Subito il giornale espressione dell’anima più reazionaria della Germania, la Bild, ha pubblicato le foto (del resto l’aveva già fatto di suo durante i giorni del G20) chiedendo ai lettori di collaborare alla caccia all’autonomen. Purtroppo però la Bild ha pubblicato in prima pagina (con il titolo “Barbie degli scontri” di sapore sessista) il volto di una giovane, bionda ragazza minorenne; l’interessata ovviamente ha denunciato il giornale perché non si possono pubblicare immagini di minori senza il consenso dei genitori e probabilmente la testata dovrà pagare una maxi multa di risarcimento all’interessata.
Inoltre il gruppo “blocco nero” della Polizei di Amburgo si è visto prendere in giro da decine di persone che hanno fatto notare come una parte dei ricercati fossero noti estremisti di destra evidentemente infiltrati. Per riparare alle critiche sulla legittimità dell’iniziativa di delazione di massa e alle figuracce, la polizia ha pensato bene di fare irruzione a casa di alcuni fotografi di stampa e mediattivisti per sequestrare altro materiale. Anche questa mossa si è rivelata azzardata e ha compattato gran parte dei media contro la polizia e in difesa del diritto di cronaca.
Vari settori di movimento, gruppi satirici, artisti hanno risposto quindi pubblicando video e foto di agenti (con i numeri identificativi bene in mostra) intenti durante il G20 a violare ogni tipo di regola di ingaggio e a commettere abusi e violenze.
E siamo agli ultimi giorni della vicenda paradossale.
A Berlino, durante le festività, secondo lo Spiegel e Indymedia, sono state recapitate in diversi luoghi di movimento lettere anonime firmate “Centro per la correttezza politica” (il riferimento è al collettivo di artisti antifascisti che si chiama “Centro per la bellezza politica” che da mesi attacca le forze dell’ordine ed il governo). Nella lettera di nove pagine in un linguaggio molto spartano ci sono un totale di 42 nomi e cognomi di attivisti di alcuni squat. Tra questi per 18 di loro ci sono allegati «foto dai servizi di identificazione della LKA (l’intelligence della Polizei) di Berlino o foto di carte d’identità allegate con commenti parzialmente accurati, per lo più diffamatori». Informazioni riservatissime in possesso però solo della polizia stessa. Nella lettera si dice che i nomi e le informazioni saranno consegnati a gruppi di estrema destra e neonazisti perché possano agire contro gli attivisti. Una vera e propria minaccia.

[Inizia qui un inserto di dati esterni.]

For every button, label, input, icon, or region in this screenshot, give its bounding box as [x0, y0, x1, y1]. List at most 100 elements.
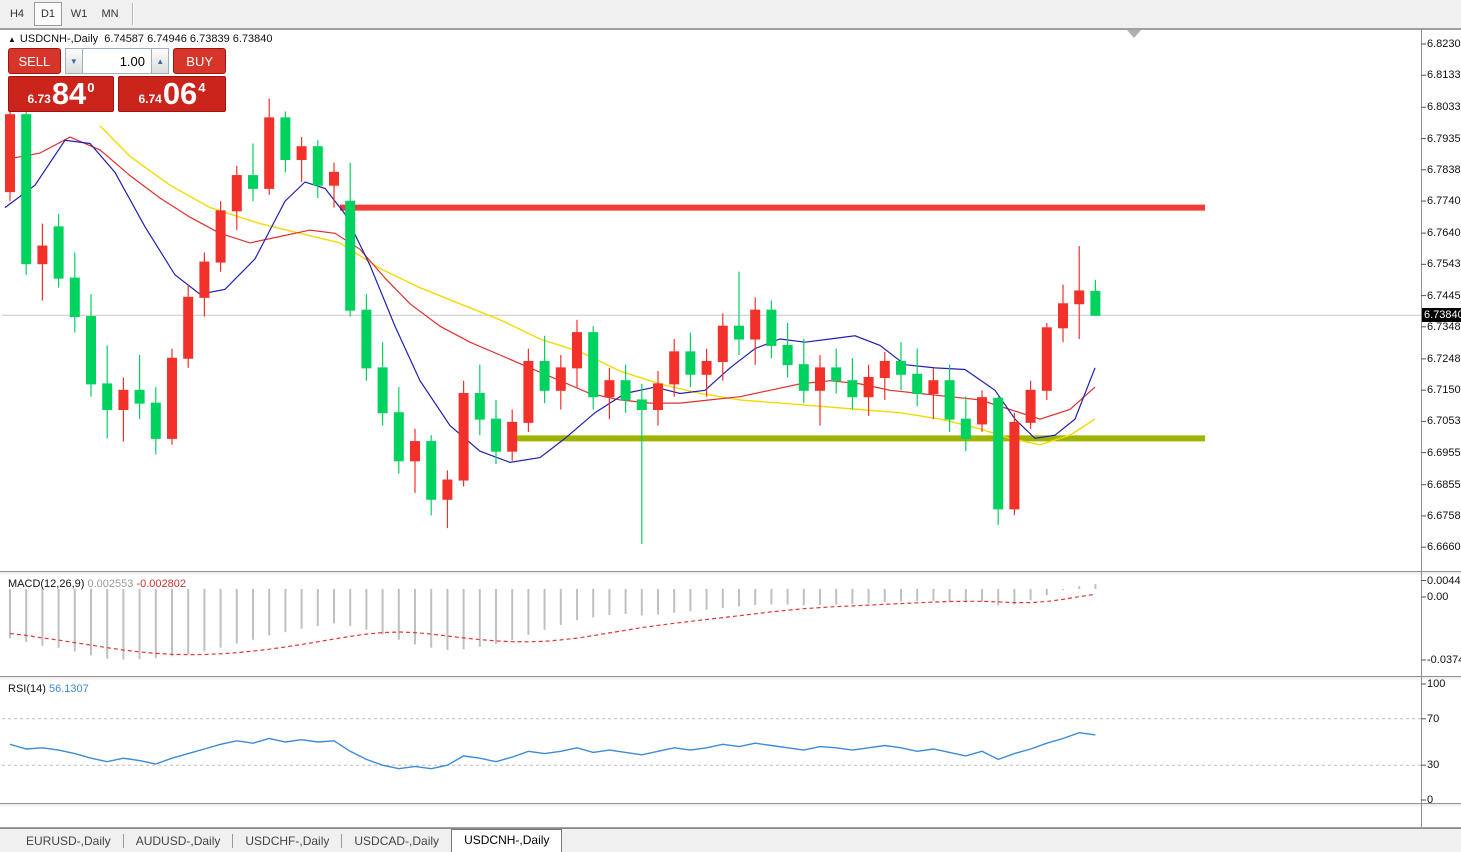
scroll-to-end-marker[interactable]: [1127, 30, 1141, 38]
sell-price-box[interactable]: 6.73 84 0: [8, 76, 114, 112]
toolbar-separator: [132, 3, 134, 25]
candle-body: [37, 245, 48, 265]
candle-body: [588, 332, 599, 398]
macd-axis-label: -0.037475: [1427, 653, 1461, 666]
symbol-name: USDCNH-,Daily: [19, 33, 99, 45]
candle-body: [199, 261, 210, 298]
chart-window[interactable]: ▲ USDCNH-,Daily 6.74587 6.74946 6.73839 6…: [0, 29, 1461, 852]
candle-body: [847, 380, 858, 398]
price-axis-label: 6.68555: [1427, 478, 1461, 491]
price-axis-label: 6.82305: [1427, 38, 1461, 50]
symbol-header: ▲ USDCNH-,Daily 6.74587 6.74946 6.73839 6…: [8, 33, 273, 45]
candle-body: [377, 367, 388, 414]
tab-separator: [122, 834, 124, 848]
candle-body: [1025, 389, 1036, 423]
price-axis-label: 6.70530: [1427, 415, 1461, 428]
period-button-w1[interactable]: W1: [70, 8, 88, 20]
candle-body: [1058, 303, 1068, 329]
price-axis-label: 6.69555: [1427, 446, 1461, 459]
candle-body: [977, 397, 987, 425]
price-axis-label: 6.77405: [1427, 195, 1461, 208]
rsi-value: 56.1307: [48, 683, 89, 695]
candle-body: [361, 309, 372, 369]
chart-tab-usdcnh[interactable]: USDCNH-,Daily: [451, 829, 563, 852]
price-axis-label: 6.81330: [1427, 69, 1461, 82]
candle-body: [410, 441, 420, 462]
candle-body: [685, 351, 696, 375]
candle-body: [653, 383, 663, 411]
candle-body: [555, 367, 566, 391]
candle-body: [636, 399, 647, 411]
panel-splitter[interactable]: [0, 676, 1461, 680]
candle-body: [134, 389, 145, 404]
candle-body: [896, 360, 906, 375]
buy-price-box[interactable]: 6.74 06 4: [118, 76, 226, 112]
price-axis-label: 6.78380: [1427, 163, 1461, 176]
candle-body: [750, 309, 761, 340]
candle-body: [150, 402, 161, 439]
rsi-axis-label: 0: [1427, 794, 1434, 806]
volume-increase-button[interactable]: ▲: [151, 48, 170, 74]
candle-body: [993, 397, 1004, 510]
candle-body: [507, 421, 518, 452]
tab-separator: [232, 834, 234, 848]
price-axis-label: 6.72480: [1427, 352, 1461, 365]
candle-body: [474, 393, 485, 420]
macd-signal-line: [9, 593, 1096, 656]
candle-body: [312, 146, 323, 186]
candle-body: [21, 114, 32, 265]
expand-triangle-icon[interactable]: ▲: [8, 35, 16, 44]
volume-input[interactable]: [83, 48, 151, 74]
candle-body: [491, 418, 501, 452]
price-axis-label: 6.75430: [1427, 258, 1461, 271]
sell-price-sup: 0: [87, 80, 95, 95]
chart-tab-usdcad[interactable]: USDCAD-,Daily: [354, 834, 440, 848]
candle-body: [329, 171, 339, 186]
candle-body: [928, 380, 939, 395]
buy-price-big: 06: [162, 76, 198, 111]
chart-canvas[interactable]: [0, 29, 1461, 852]
candle-body: [69, 277, 80, 318]
candle-body: [231, 175, 242, 212]
candle-body: [215, 210, 226, 263]
symbol-ohlc: 6.74587 6.74946 6.73839 6.73840: [104, 33, 273, 45]
price-axis-label: 6.79355: [1427, 132, 1461, 145]
chart-tab-usdchf[interactable]: USDCHF-,Daily: [245, 834, 330, 848]
tab-separator: [341, 834, 343, 848]
candle-body: [86, 316, 96, 385]
price-axis-label: 6.66605: [1427, 541, 1461, 554]
sell-price-big: 84: [51, 76, 87, 111]
candle-body: [912, 373, 923, 395]
candle-body: [345, 200, 356, 311]
sell-button[interactable]: SELL: [8, 48, 61, 74]
macd-axis-label: 0.00: [1427, 591, 1449, 603]
period-button-mn[interactable]: MN: [101, 8, 119, 20]
macd-axis-label: 0.004459: [1427, 574, 1461, 587]
volume-decrease-button[interactable]: ▼: [64, 48, 83, 74]
macd-main-value: 0.002553: [87, 578, 134, 590]
candle-body: [1009, 421, 1020, 510]
chart-tab-eurusd[interactable]: EURUSD-,Daily: [26, 834, 111, 848]
period-button-d1[interactable]: D1: [34, 2, 62, 26]
period-button-h4[interactable]: H4: [9, 8, 25, 20]
candle-body: [1041, 327, 1052, 391]
macd-label: MACD(12,26,9) 0.002553 -0.002802: [8, 578, 186, 590]
panel-splitter[interactable]: [0, 571, 1461, 575]
price-axis-label: 6.76405: [1427, 227, 1461, 240]
candle-body: [669, 351, 680, 385]
price-axis-label: 6.71505: [1427, 384, 1461, 397]
candle-body: [717, 325, 728, 362]
candle-body: [442, 479, 453, 500]
chart-tab-audusd[interactable]: AUDUSD-,Daily: [135, 834, 221, 848]
rsi-line: [9, 731, 1096, 770]
candle-body: [53, 226, 64, 279]
candle-body: [523, 360, 534, 423]
panel-splitter[interactable]: [0, 803, 1461, 807]
candle-body: [393, 412, 404, 462]
candle-body: [280, 117, 291, 161]
period-toolbar: H4 D1 W1 MN: [0, 0, 1461, 29]
candle-body: [1090, 290, 1101, 316]
candle-body: [960, 418, 971, 439]
buy-button[interactable]: BUY: [173, 48, 226, 74]
candle-body: [5, 114, 15, 193]
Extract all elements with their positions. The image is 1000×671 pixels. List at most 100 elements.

Minaccia allargata anche ad avvocati, giornalisti con i numeri di targa dei veicoli ed i nomi di familiari degli interessati e indirizzi di residenza. Nella lettera la motivazione data è che «Se una persona minaccia di limitare significativamente la vita degli altri e di creare scenari che comportino gravi conseguenze per le famiglie dei denunciati fino all’estreme conseguenze, allora è giusto che questa persona sia messa nelle stesse condizioni». Occhio per occhio, dente per dente.
In altre parole gli autori compiono una rappresaglia contro la pubblicazione delle immagini delle violenze della polizia, minacciando gli attivisti di diffondere dati sensibili a criminali neonazisti (che in Germania spesso hanno nelle fedine penali reati gravi contro le persone, dalla violenza aggravata fino all’omicidio).
Questa mossa avventata è stato forse il peggiore di tutti i boomerang fin qui lanciati dopo Amburgo. Lo Spiegel, il principale settimanale tedesco, ha infatti fatto notare come i dati diffusi nelle lettere sono secretati e ad esclusiva disposizione della polizia. Gli attivisti non hanno voluto fare denuncia penale e avviare un processo proprio per indicare nella polizia i responsabili di quella che può, nella migliore delle ipotesi, essere stata una gravissima fuga di notizie. E’ bastato tuttavia diffondere le lettere sui media e la Polizei (ed in particolare il suo ufficio di intelligence) si è trovato sotto attacco da parte di tutta la stampa tedesca.
Nella conferenza stampa gli attivisti della Rigaer 94 non hanno usato giri di parole: «Ad una nostra prima valutazione confermiamo che le informazioni senza contenuti diffamatori possono essere disponibili solo ai funzionari di sicurezza dello Stato “attenti alla scena” (LKA 5). Queste informazioni si riferiscono ad un periodo approssimativo degli ultimi dieci anni. Siamo sicuri che la lettera sia stata creata e inviata dalla polizia di Berlino, in quanto nessun altro avrebbe avuto accesso alle foto corrispondenti dei file sensibili e materiale secretato».
Gli attivisti, che hanno richiamato alle tecniche di disinformazione con cui l’FBI mosse contro il Black Panther Party in USA, hanno voluto poi usare alcune tecniche di contro indagine e hanno condiviso gli esiti delle ricerche, davvero inquietanti: «le lettere sono state elaborate nel centro di post-distribuzione 10, cioè il quartiere Tempelhof-Schöneberg, nel quale si trova il quartier generale della polizia. Non avremmo immaginato che i poliziotti avrebbero potuto cedere a un tale dilettantismo, ma tuttavia hanno cercato di proteggere le tracce del mittente. Come possiamo vedere nelle immagini, abbiamo reso visibili diverse impronte digitali. Per un eventuale identificazione, abbiamo usato una soluzione di ninidrina appositamente preparata, che è composta da ninidrina, etanolo e acido acetico. Con un reagente spray, abbiamo bagnato il foglio e lo abbiamo messo in forno a 80 gradi Celsius. Dopo circa 5-10 minuti è stato creato il risultato». E ormai le impronte digitali dei responsabili sono su tutte le principali testate tedesche.
La Polizei, nascosta dietro un no comment, ha fatto partire indagini interne.
Ad oggi è praticamente impossibile prevedere gli esiti di questa scottante vicenda che oscilla tra il grottesco e l’inquietante. Sicuramente richiama i legami tra i servizi di intelligence tedeschi e il gruppo terroristico di estrema destra NSU. Sono giorni tra l’altro in cui l’intelligence è sotto pressione per il coinvolgimento nell’attentato del Natale 2016 commesso dal salafita Amri pare sotto spinta proprio dei servizi. Tutte vicende che gettano ombre inquietanti sulle modalità di azioni di polizia e servizi segreti tedeschi. Ombre che potrebbero riguardare i movimenti sociali anche in altri paesi europei qualora i tentativi tedeschi in sede UE di uniformare i servizi e le polizie del continente dovessero andare a buon fine.
Ad ora ciò che risulta indiscutibile è che, a mesi di distanza, il g20 di Amburgo continua a produrre ancora un conflitto costante tra un disperato, goffo e violento tentativo repressivo da un lato e un movimento creativo, maturo e sfuggente dall’altro. Una vicenda sicuramente da interrogare e approfondire nei prossimi mesi, indipendentemente dall’esito finale.